At the same time, Russia continues to arouse the sympathy of the European right. As a result, the conflict with Russia is used as a pretext for their forceful suppression, up to the cancellation of the election results (Romania).
With such internal political polarization, the risk appetite in conflicts such as the Ukrainian one will be immeasurably higher than at the late stage of the cold War. Now a severe foreign policy defeat is fraught with the loss of power, and confrontation with an external enemy, on the contrary, serves as a tool for "rallying around the flag" and a way to smooth out internal contradictions for a while. It is significant that the most militant leader of the modern EU is French President Emmanuel Macron with his support rating of 24%, a severe crisis of public finances and a protracted stagnation of the economy.
Both Russia and Europe projected the Ukrainian conflict onto their domestic politics and feared catastrophic internal destabilization in the event of a total defeat. On both sides, this was not only not hidden, but also emphasized.
Each of the parties to the Ukrainian conflict, showing the highest risk-taking readiness itself, at the same time expected restraint from the other side in the spirit of almost a period of Detente. When these expectations were not met, there were arguments about irrationality, insanity, the decline of strategic culture in the opponent's camp, etc.

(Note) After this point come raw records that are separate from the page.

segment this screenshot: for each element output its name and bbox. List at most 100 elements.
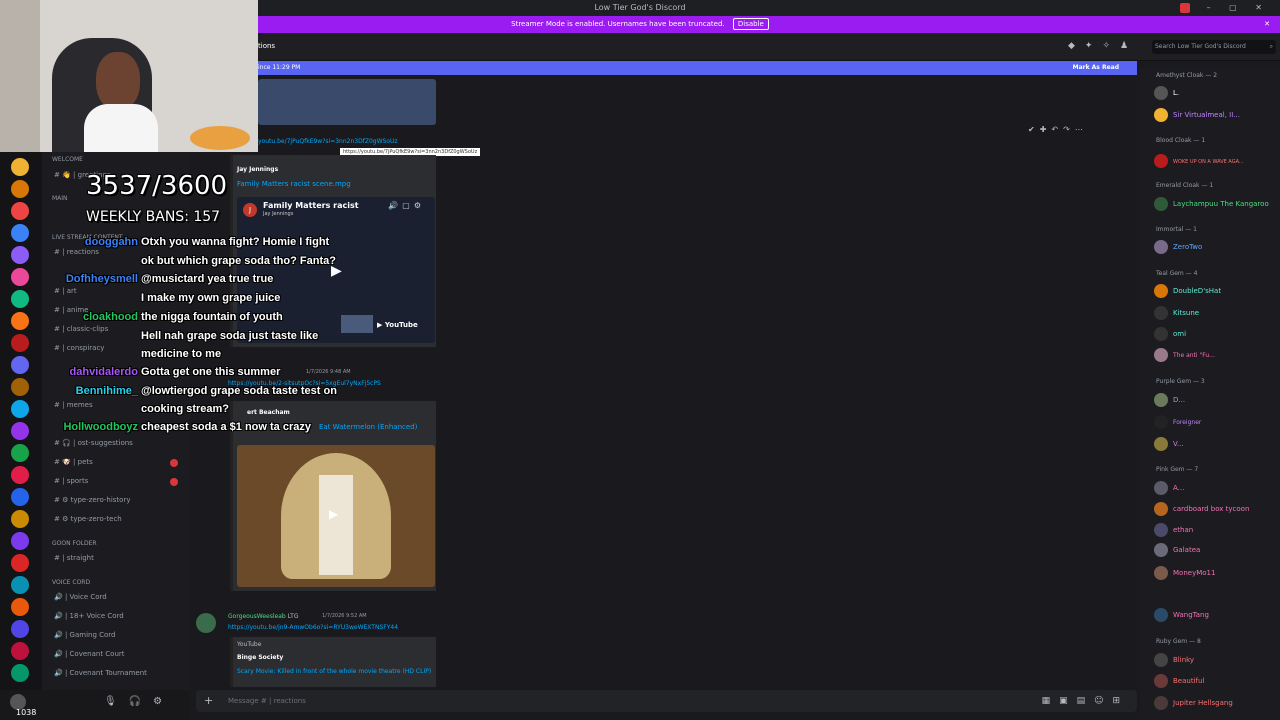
message-link[interactable]: https://youtu.be/jn9-AmwOb6o?si=RYU3weWE… [228, 624, 398, 631]
channel-type-zero-history[interactable]: # ⚙ type-zero-history [54, 496, 130, 504]
message-username[interactable]: GorgeousWeesleab LTG [228, 613, 298, 620]
header-toolbar-icons[interactable]: ◆✦✧♟ [1068, 41, 1138, 51]
stream-chat-line: Hollwoodboyz cheapest soda a $1 now ta cr… [58, 421, 311, 433]
server-icon[interactable] [11, 202, 29, 220]
server-icon[interactable] [11, 664, 29, 682]
play-icon[interactable]: ▶ [329, 507, 338, 521]
user-tag: LTG [287, 613, 299, 620]
embed-title[interactable]: Scary Movie: Killed in front of the whol… [237, 668, 437, 675]
youtube-logo: ▶ YouTube [377, 321, 418, 329]
member-item[interactable]: Beautiful [1154, 674, 1204, 688]
channel-pets[interactable]: # 🐶 | pets [54, 458, 93, 466]
server-icon[interactable] [11, 554, 29, 572]
member-item[interactable]: ethan [1154, 523, 1193, 537]
close-banner-icon[interactable]: ✕ [1264, 16, 1270, 33]
member-item[interactable]: Blinky [1154, 653, 1194, 667]
member-item[interactable]: Laychampuu The Kangaroo [1154, 197, 1269, 211]
member-item[interactable]: cardboard box tycoon [1154, 502, 1249, 516]
window-controls[interactable]: – ▢ ✕ [1207, 0, 1270, 16]
video-settings-icon[interactable]: 🔊▢⚙ [388, 201, 425, 210]
member-name: L. [1173, 89, 1180, 97]
member-item[interactable]: V... [1154, 437, 1184, 451]
voice-channel[interactable]: 🔊 | Covenant Tournament [54, 669, 147, 677]
member-item[interactable]: A... [1154, 481, 1184, 495]
channel-category[interactable]: GOON FOLDER [52, 540, 97, 547]
new-messages-bar[interactable]: ince 11:29 PM Mark As Read [250, 61, 1137, 75]
channel-category[interactable]: VOICE CORD [52, 579, 90, 586]
weekly-bans-counter: WEEKLY BANS: 157 [86, 209, 221, 225]
server-icon[interactable] [11, 356, 29, 374]
stream-chat-msg: medicine to me [141, 348, 222, 360]
member-item[interactable]: The anti "Fu... [1154, 348, 1215, 362]
server-icon[interactable] [11, 158, 29, 176]
server-icon[interactable] [11, 444, 29, 462]
voice-channel[interactable]: 🔊 | Covenant Court [54, 650, 125, 658]
member-item[interactable]: ZeroTwo [1154, 240, 1202, 254]
inbox-icon[interactable] [1180, 3, 1190, 13]
stream-chat-user: Hollwoodboyz [63, 421, 138, 433]
member-item[interactable]: Sir Virtualmeal, II... [1154, 108, 1240, 122]
disable-streamer-button[interactable]: Disable [732, 18, 769, 30]
member-name: MoneyMo11 [1173, 569, 1216, 577]
embed-author[interactable]: Jay Jennings [237, 166, 278, 173]
member-name: Galatea [1173, 546, 1201, 554]
message-composer[interactable]: + Message # | reactions ▦▣▤☺⊞ [196, 690, 1137, 712]
member-item[interactable]: L. [1154, 86, 1179, 100]
channel-category[interactable]: WELCOME [52, 156, 83, 163]
server-icon[interactable] [11, 224, 29, 242]
member-item[interactable]: DoubleD'sHat [1154, 284, 1221, 298]
server-icon[interactable] [11, 598, 29, 616]
server-icon[interactable] [11, 510, 29, 528]
server-icon[interactable] [11, 576, 29, 594]
member-item[interactable]: Kitsune [1154, 306, 1199, 320]
channel-label: 18+ Voice Cord [69, 612, 124, 620]
voice-channel[interactable]: 🔊 | 18+ Voice Cord [54, 612, 124, 620]
server-icon[interactable] [11, 312, 29, 330]
member-item[interactable]: D... [1154, 393, 1185, 407]
message-link[interactable]: youtu.be/7jPuQfkE9w?si=3nn2n3DfZ0gWSoUz [258, 138, 398, 145]
member-item[interactable]: omi [1154, 327, 1186, 341]
user-avatar[interactable] [196, 613, 216, 633]
user-controls-icons[interactable]: 🎙🎧⚙ [104, 696, 174, 707]
server-icon[interactable] [11, 422, 29, 440]
server-icon[interactable] [11, 180, 29, 198]
server-icon[interactable] [11, 466, 29, 484]
channel-type-zero-tech[interactable]: # ⚙ type-zero-tech [54, 515, 122, 523]
member-item[interactable]: MoneyMo11 [1154, 566, 1215, 580]
member-item[interactable]: Galatea [1154, 543, 1200, 557]
channel-ost-suggestions[interactable]: # 🎧 | ost-suggestions [54, 439, 133, 447]
stream-chat-line: cooking stream? [58, 403, 229, 415]
video-thumbnail[interactable]: ▶ [237, 445, 435, 587]
server-icon[interactable] [11, 378, 29, 396]
voice-channel[interactable]: 🔊 | Gaming Cord [54, 631, 115, 639]
server-icon[interactable] [11, 400, 29, 418]
youtube-label: YouTube [384, 321, 418, 329]
member-item[interactable]: WOKE UP ON A WAVE AGA... [1154, 154, 1244, 168]
server-icon[interactable] [11, 642, 29, 660]
member-item[interactable]: Jupiter Hellsgang [1154, 696, 1233, 710]
image-attachment[interactable] [258, 79, 436, 125]
channel-label: straight [66, 554, 94, 562]
member-avatar [1154, 523, 1168, 537]
embed-author[interactable]: Binge Society [237, 654, 283, 661]
mark-as-read-button[interactable]: Mark As Read [1073, 61, 1119, 75]
stream-chat-user: dooggahn [84, 236, 138, 248]
server-icon[interactable] [11, 246, 29, 264]
server-icon[interactable] [11, 488, 29, 506]
channel-straight[interactable]: # | straight [54, 554, 94, 562]
server-icon[interactable] [11, 532, 29, 550]
member-item[interactable]: Foreigner [1154, 415, 1201, 429]
composer-tool-icons[interactable]: ▦▣▤☺⊞ [1042, 690, 1129, 712]
server-icon[interactable] [11, 620, 29, 638]
search-input[interactable]: Search Low Tier God's Discord ⌕ [1152, 40, 1276, 54]
voice-channel[interactable]: 🔊 | Voice Cord [54, 593, 107, 601]
unread-badge [170, 478, 178, 486]
channel-sports[interactable]: # | sports [54, 477, 88, 485]
server-icon[interactable] [11, 268, 29, 286]
message-actions-icons[interactable]: ✔✚↶↷⋯ [1028, 125, 1088, 134]
add-attachment-icon[interactable]: + [204, 690, 213, 712]
stream-chat-line: cloakhood the nigga fountain of youth [58, 311, 283, 323]
server-icon[interactable] [11, 334, 29, 352]
server-icon[interactable] [11, 290, 29, 308]
member-item[interactable]: WangTang [1154, 608, 1209, 622]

In fact, the stereotypes of the Cold War led the parties to play out new rounds of the game of "who blinks first" and move along the path of escalation. Each side pursues quite rational, understandable goals, but is completely blind to the goals and motives of the enemy.
In the global economy, the growth of protectionism is combined with the objective impossibility of closing most production chains on their own territory, even for the largest countries. For example, at the cost of great efforts, Russia is now trying to become the only country in the world capable of producing civilian aircraft on its own. But in many sectors, self-sufficiency does not shine in the foreseeable future, at least because of the inability to produce a modern electronic component base.
In the conditions of continuous economic wars, any dependence turns into vulnerability, but it is impossible to get rid of dependence. Dependence in the economic and technological spheres can only be managed by minimizing risks. And this is becoming one of the main directions of foreign policy activities.
Despite the widespread steps to strengthen control over the Internet, the global information space, where images and ideas instantly move, is not going anywhere. Globalization is taking on new forms, but its level is still higher than ever. Major events on the other side of the world can almost immediately affect the domestic situation: the Chinese authorities seriously feared in 2011 that the unrest of the "Arab Spring" would spread to the country.
The changes that had accumulated by the beginning of SMO in almost all spheres of society's life already required the development of new approaches and methods for analyzing international politics. New criteria are needed to assess the economic, industrial and military power of States, new approaches to industrial policy, a new theory of nuclear deterrence, a new arms control system and new methods of economic forecasting that can work in conditions of global uncertainty and lack of rules.
Attempts to look for ready-made solutions in history (domestic or foreign) are extremely harmful: there are no ready-made answers to current questions in the past.